All Is Not Well in the Comment Stream (The Second and Final Part)
One last thing and then I’m moving on. I’m currently rereading The Collected Poems of Barbara Guest, and having a good time. I should be posting a poem or two from it. I will tomorrow. But I want to clarify an aspect of my post from yesterday. In the post, I mentioned that:
“We often set up a situation when we post where the response is going to be hostile or abusive.”
And then I went on to talk about hyperbole. I forgot to mention something that is more common than hyperbole, so I want to clarify.
I believe civility starts at home, in the post itself. If a post on a blog, or in the comment stream, by the author of that blog, resorts to name-calling, then the response stands a good chance of going, as they say, nuclear.
One of the criticisms of Silliman’s blog, is that occasionally he would use analogies that were out of line, which inflamed discussion, and while I’m not going to go searching his blog for examples, I did find several examples from blogs this week of posts that contain elements of the sort that inflames discourse:
Jessica Smith: “Let’s keep in mind, however, that most of Silliman’s usual suspects are simply (and possibly clinically) narcissistic sociopaths and that there’s no real point in engaging with them or acknowledging their (usually insipid and underinformed) claims.”
First off, I want to make it clear that my sympathies are with Smith, but when I came across that sentence in her post, I saw how, rather than helping things, this was going to fan the flames. What is gained by such things?
In the same way, Jennifer L. Knox, with whom I’m also sympathetic, writes, about Comment Field Bullies: “trashing the joint like rednecks at a state park: Carving their names into trees, kicking empty beer bottles in the lake, tossing Aquanet cans in the camp fire, and hollering loud enough to scare the animals away. They’re exactly the kind of Yahoos I want to avoid . . .”
These sorts of name-calling and class (and mental health) comments set the stage for Comment Field Bullies. We do this unintentionally. It’s part of our culture to talk this way, to be witty and have a snappy comeback.
Lynn Behrendt writes, in her lament about how Silliman’s comment stream went: “And I wish that all the intelligent, kind, well-read poets who care more about poetics than their own dicks, agendas & axes to grind had spoken up more, too.”

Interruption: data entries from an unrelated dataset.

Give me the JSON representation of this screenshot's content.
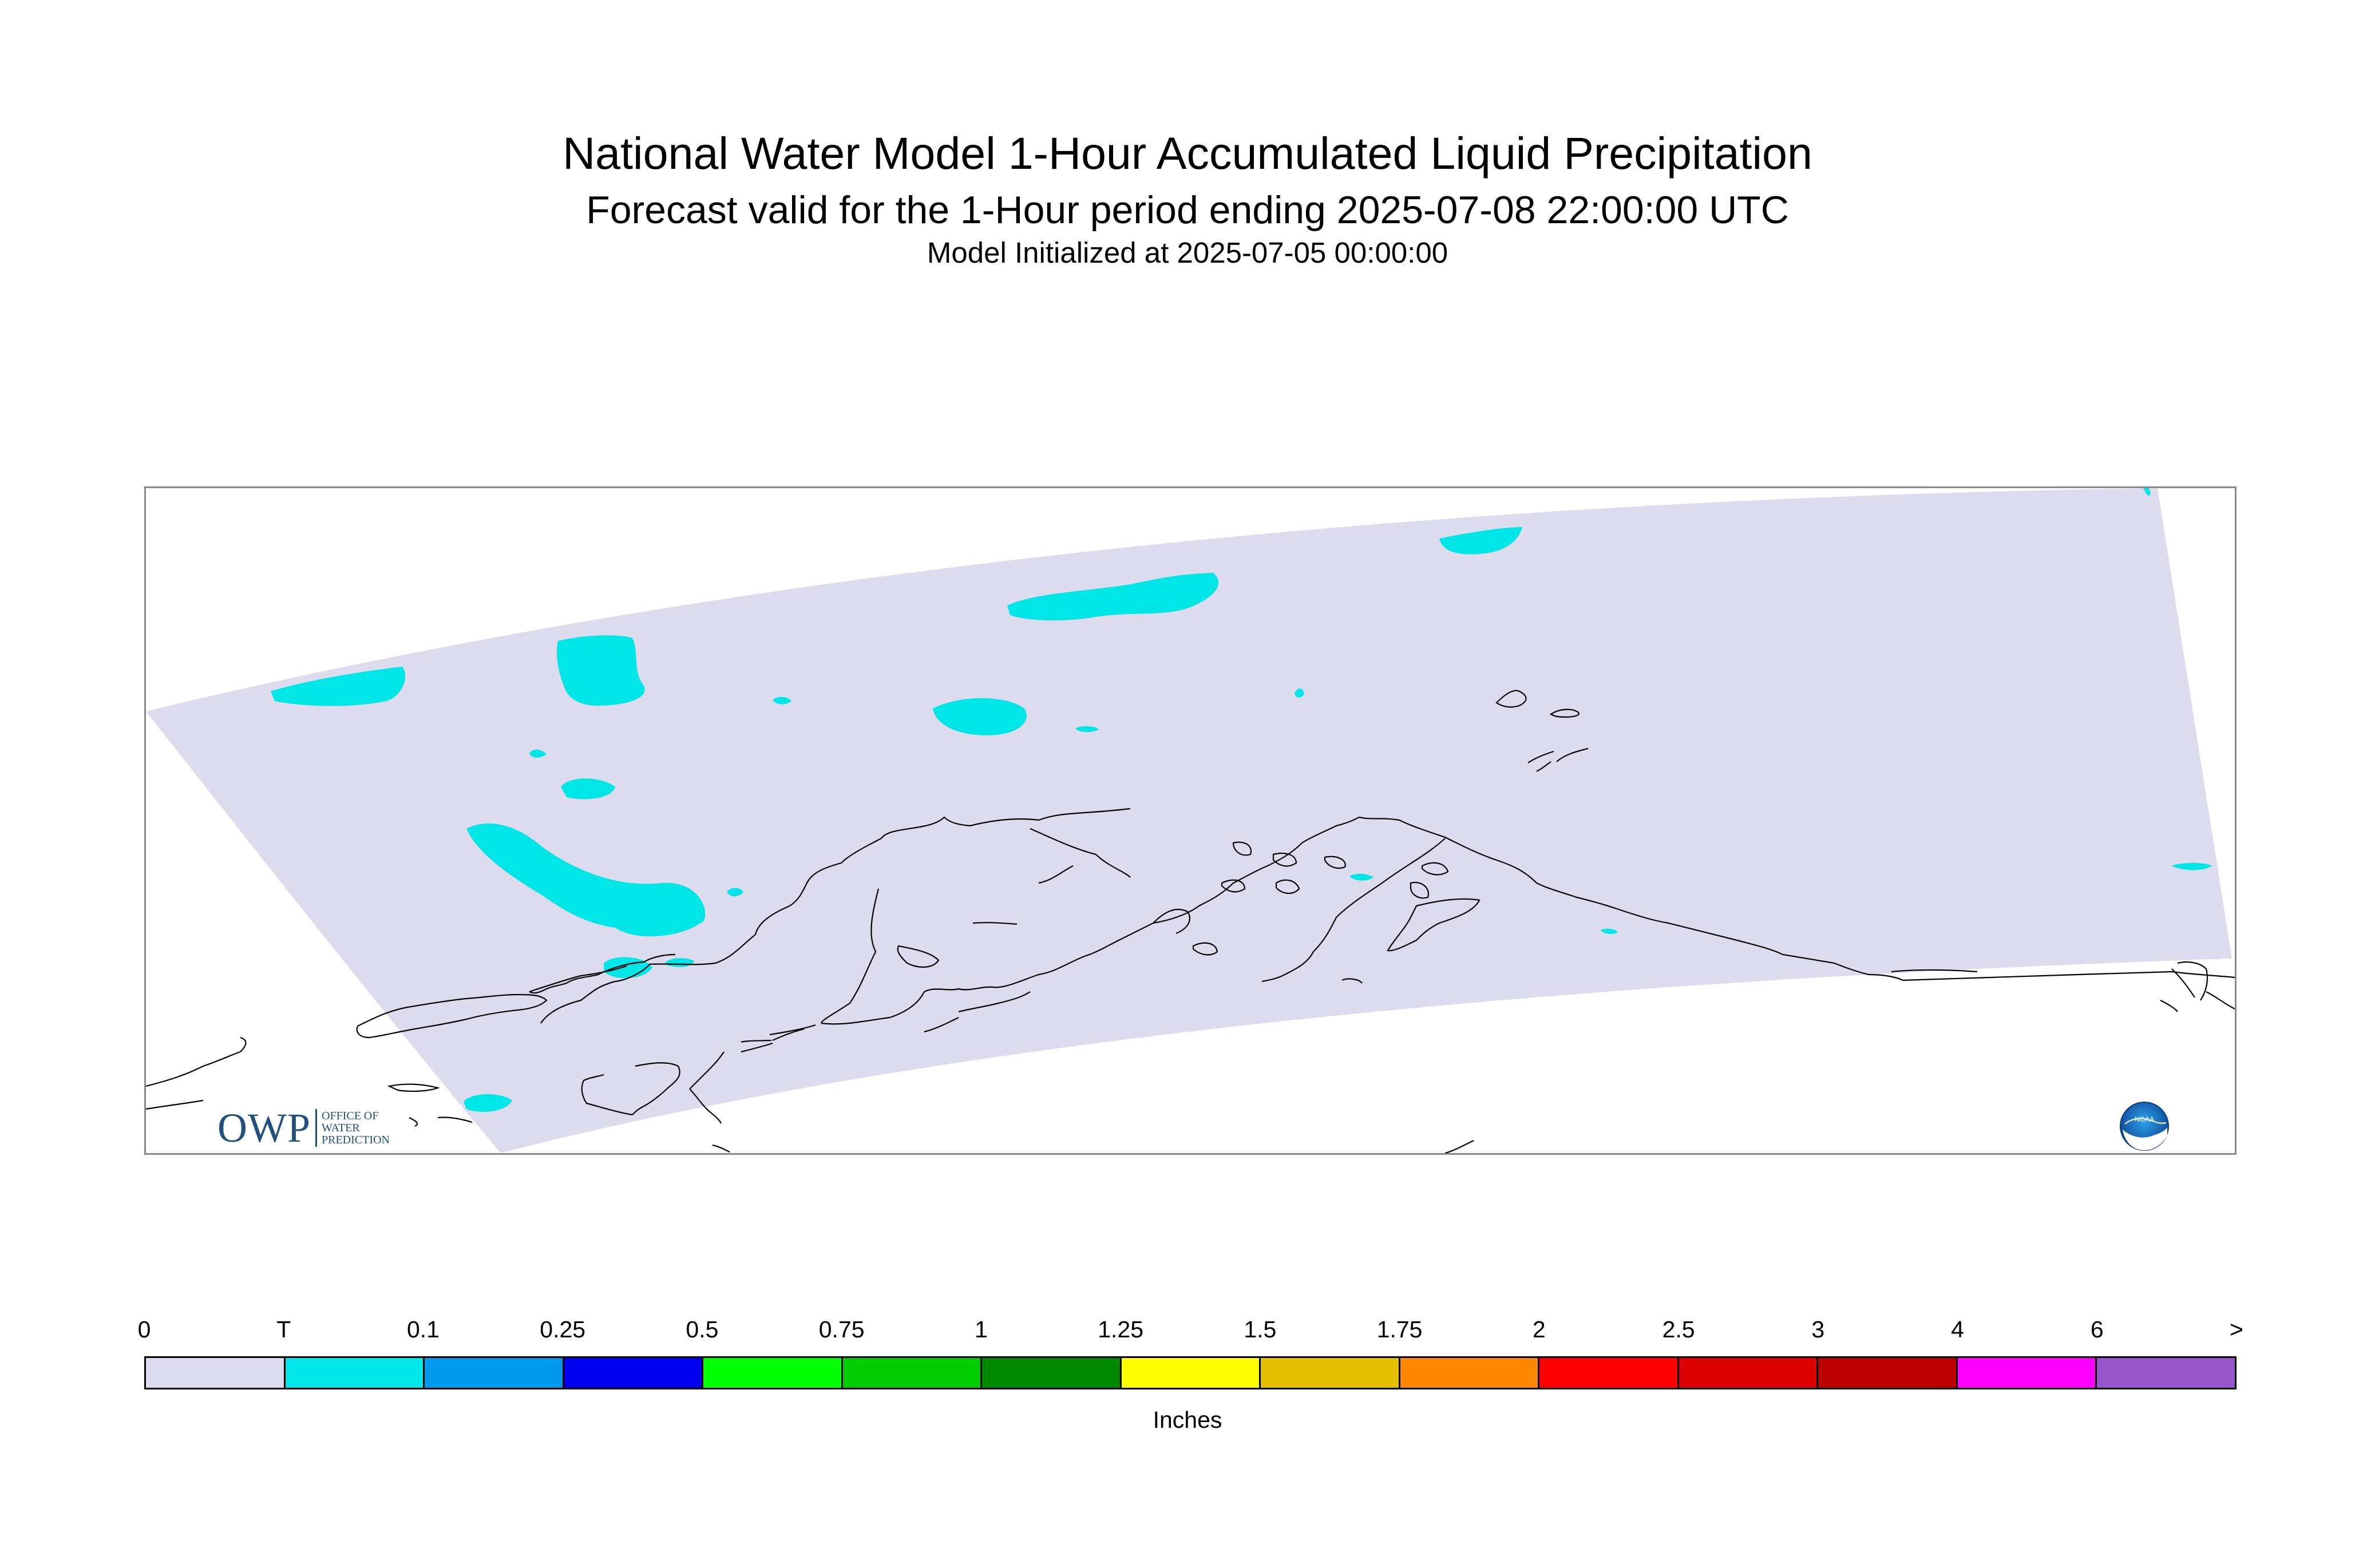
{
  "header": {
    "title": "National Water Model 1-Hour Accumulated Liquid Precipitation",
    "subtitle": "Forecast valid for the 1-Hour period ending 2025-07-08 22:00:00 UTC",
    "init": "Model Initialized at 2025-07-05 00:00:00"
  },
  "map": {
    "region": "Alaska",
    "domain_color": "#dcdcee",
    "precip_color": "#00e5e5",
    "coastline_color": "#000000"
  },
  "logos": {
    "owp": {
      "letters": "OWP",
      "line1": "Office of",
      "line2": "Water",
      "line3": "Prediction"
    },
    "noaa": {
      "text": "NOAA"
    }
  },
  "legend": {
    "unit": "Inches",
    "ticks": [
      "0",
      "T",
      "0.1",
      "0.25",
      "0.5",
      "0.75",
      "1",
      "1.25",
      "1.5",
      "1.75",
      "2",
      "2.5",
      "3",
      "4",
      "6",
      ">"
    ],
    "colors": [
      "#dcdcee",
      "#00e5e5",
      "#0099ee",
      "#0000ee",
      "#00ff00",
      "#00cc00",
      "#008800",
      "#ffff00",
      "#e5c000",
      "#ff8800",
      "#ff0000",
      "#dd0000",
      "#bb0000",
      "#ff00ff",
      "#9955cc"
    ]
  }
}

Why does she feel the need to add “dicks” to an otherwise gender neutral and reasonable sentence? What are the assumptions here? “(possibly clinically) narcissistic sociopaths” . . . “trashing the joint like rednecks at a state park” . . . who [to paraphrase] care more about their own dicks than poetics.
I want to be clear that my sympathies are with Silliman, Smith, Knox, and Behrendt, and not with those they are criticizing. I just want to draw attention to the fact that the problem isn’t simply one of the comment stream being out of hand. Our whole level of discourse is out of hand in the same way that political discourse is out of hand these days. If you think there’s something, as the Pathologos blog asks: “are poets too stupid and immature to handle civilized dialogue? i still hope not, but that is what this seems to suggest,” then check out the posts and comment streams of newspaper articles and editorials.